Sunday, October 23, 2011

Field Trip Fun #2

So, one of the exhaustions perks of being a teacher in the Kindergarten and Elementary school is that I get to go on both field trips.  Our Kindergarten trip was to a farm where we picked super yummy oranges off trees and dug sweet potatoes out of the ground. It was a lot of fun really.  I was exhausted, but fun was had. One of my students, Sara, did not want me to be anywhere out of her sight. It was so fun to hear her yelling, Teacher Brynn, the whole day, wanting me to pick oranges with her, walk with her, and do whatever she wanted me to do.  Here's a few pictures from the day.




Tuesday, October 18, 2011

Field Trip Fun

So, last Friday, the elementary school took a field trip.  I was assigned to my crazy, wonderful first graders. We went to a place called Polar Ocean World. I would say it is China's version of Sea World.. sorta. .Anyways, we had the best time. It was such a fun day and  I am really hoping we can go back without being responsible for so many precious children's lives.  Here's some pictures of our fun day. 
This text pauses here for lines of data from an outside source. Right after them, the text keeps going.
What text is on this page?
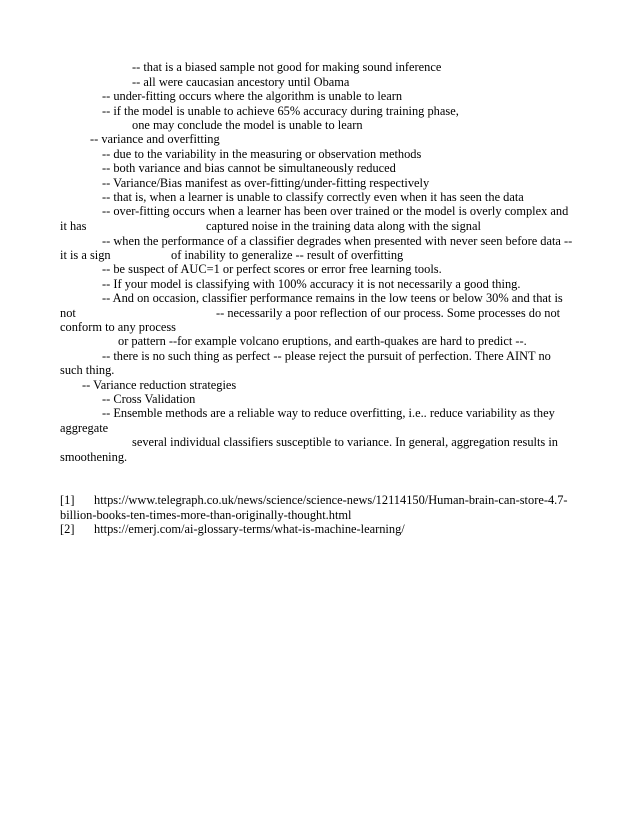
-- that is a biased sample not good for making sound inference
-- all were caucasian ancestory until Obama
-- under-fitting occurs where the algorithm is unable to learn
-- if the model is unable to achieve 65% accuracy during training phase,
one may conclude the model is unable to learn
-- variance and overfitting
-- due to the variability in the measuring or observation methods
-- both variance and bias cannot be simultaneously reduced
-- Variance/Bias manifest as over-fitting/under-fitting respectively
-- that is, when a learner is unable to classify correctly even when it has seen the data
-- over-fitting occurs when a learner has been over trained or the model is overly complex and
it has	captured noise in the training data along with the signal
-- when the performance of a classifier degrades when presented with never seen before data --
it is a sign	of inability to generalize -- result of overfitting
-- be suspect of AUC=1 or perfect scores or error free learning tools.
-- If your model is classifying with 100% accuracy it is not necessarily a good thing.
-- And on occasion, classifier performance remains in the low teens or below 30% and that is
not	-- necessarily a poor reflection of our process. Some processes do not
conform to any process
or pattern --for example volcano eruptions, and earth-quakes are hard to predict --.
-- there is no such thing as perfect -- please reject the pursuit of perfection. There AINT no
such thing.
-- Variance reduction strategies
-- Cross Validation
-- Ensemble methods are a reliable way to reduce overfitting, i.e.. reduce variability as they
aggregate
several individual classifiers susceptible to variance. In general, aggregation results in
smoothening.
[1] https://www.telegraph.co.uk/news/science/science-news/12114150/Human-brain-can-store-4.7-
billion-books-ten-times-more-than-originally-thought.html
[2] https://emerj.com/ai-glossary-terms/what-is-machine-learning/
My ever so active class... This is us! Never a dull moment.
 

Two of my sweethearts and our school music teacher


A penguin and a student!


Yep, there we are in action! Like I said, never a dull moment!


My sweet director and friend. We have been so blessed by her and her precious family.



Always styling and profiling..



A fish carousel


Riding a ride like the teapots, but somehow "oceany"

My lovely African student


We were all worn out on the way home.. myself included.